The problem it boils down to is ease of communication. When you develop a new synthetic pathway, or you find the newest cancer drug, you want to tell the whole scientific community about it, and the medium for that is scientific articles, published in scientific journals after rigorous peer-review.
Those articles were traditionally printed on dead trees (i.e. paper) and are now mostly just read on-screen in PDF format. With both of these cases, it is not easily feasible to include 3D visualisation more than what is already done in class on a blackboard. Wedges, bold lines and parallel perspective are used all over the world and they mean the same thing. We already have a system that works well enough, why change?

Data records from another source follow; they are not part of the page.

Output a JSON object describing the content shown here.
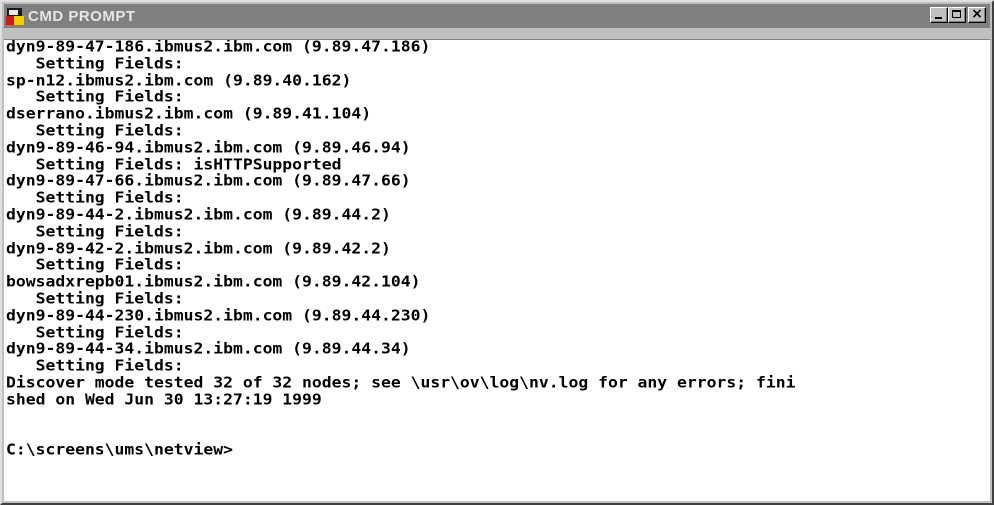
{
  "window": {
    "title": "CMD PROMPT",
    "icon": "msdos-icon",
    "buttons": {
      "minimize": "minimize-icon",
      "maximize": "maximize-icon",
      "close": "close-icon"
    }
  },
  "console": {
    "lines": [
      "dyn9-89-47-186.ibmus2.ibm.com (9.89.47.186)",
      "   Setting Fields:",
      "sp-n12.ibmus2.ibm.com (9.89.40.162)",
      "   Setting Fields:",
      "dserrano.ibmus2.ibm.com (9.89.41.104)",
      "   Setting Fields:",
      "dyn9-89-46-94.ibmus2.ibm.com (9.89.46.94)",
      "   Setting Fields: isHTTPSupported",
      "dyn9-89-47-66.ibmus2.ibm.com (9.89.47.66)",
      "   Setting Fields:",
      "dyn9-89-44-2.ibmus2.ibm.com (9.89.44.2)",
      "   Setting Fields:",
      "dyn9-89-42-2.ibmus2.ibm.com (9.89.42.2)",
      "   Setting Fields:",
      "bowsadxrepb01.ibmus2.ibm.com (9.89.42.104)",
      "   Setting Fields:",
      "dyn9-89-44-230.ibmus2.ibm.com (9.89.44.230)",
      "   Setting Fields:",
      "dyn9-89-44-34.ibmus2.ibm.com (9.89.44.34)",
      "   Setting Fields:",
      "Discover mode tested 32 of 32 nodes; see \\usr\\ov\\log\\nv.log for any errors; fini",
      "shed on Wed Jun 30 13:27:19 1999",
      "",
      "",
      "C:\\screens\\ums\\netview>"
    ]
  }
}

I too sometimes run into the problem that I cannot easily visualize the 3D structure of some molecule. Then I build it from a model by hand, or on the computer. Those few cases where I had to do that simply do not justify the overhead if you want to do this for every molecule.
Surely a better system would teach everything in 3D first to gain a true visual and theoretical understanding of the subject, and ONLY THEN taught in 2D on how to simplify things for proper communication?
You are absolutely free to teach organic chemistry the way you want to. But you will then see, that this generates a bunch of work for the set-up of that system (figuring out which software to use, writing guides for the students to use the software) and basically everyone needs a screen in the lecture hall. A blackboard is readily available, easily erasable and as such the best option.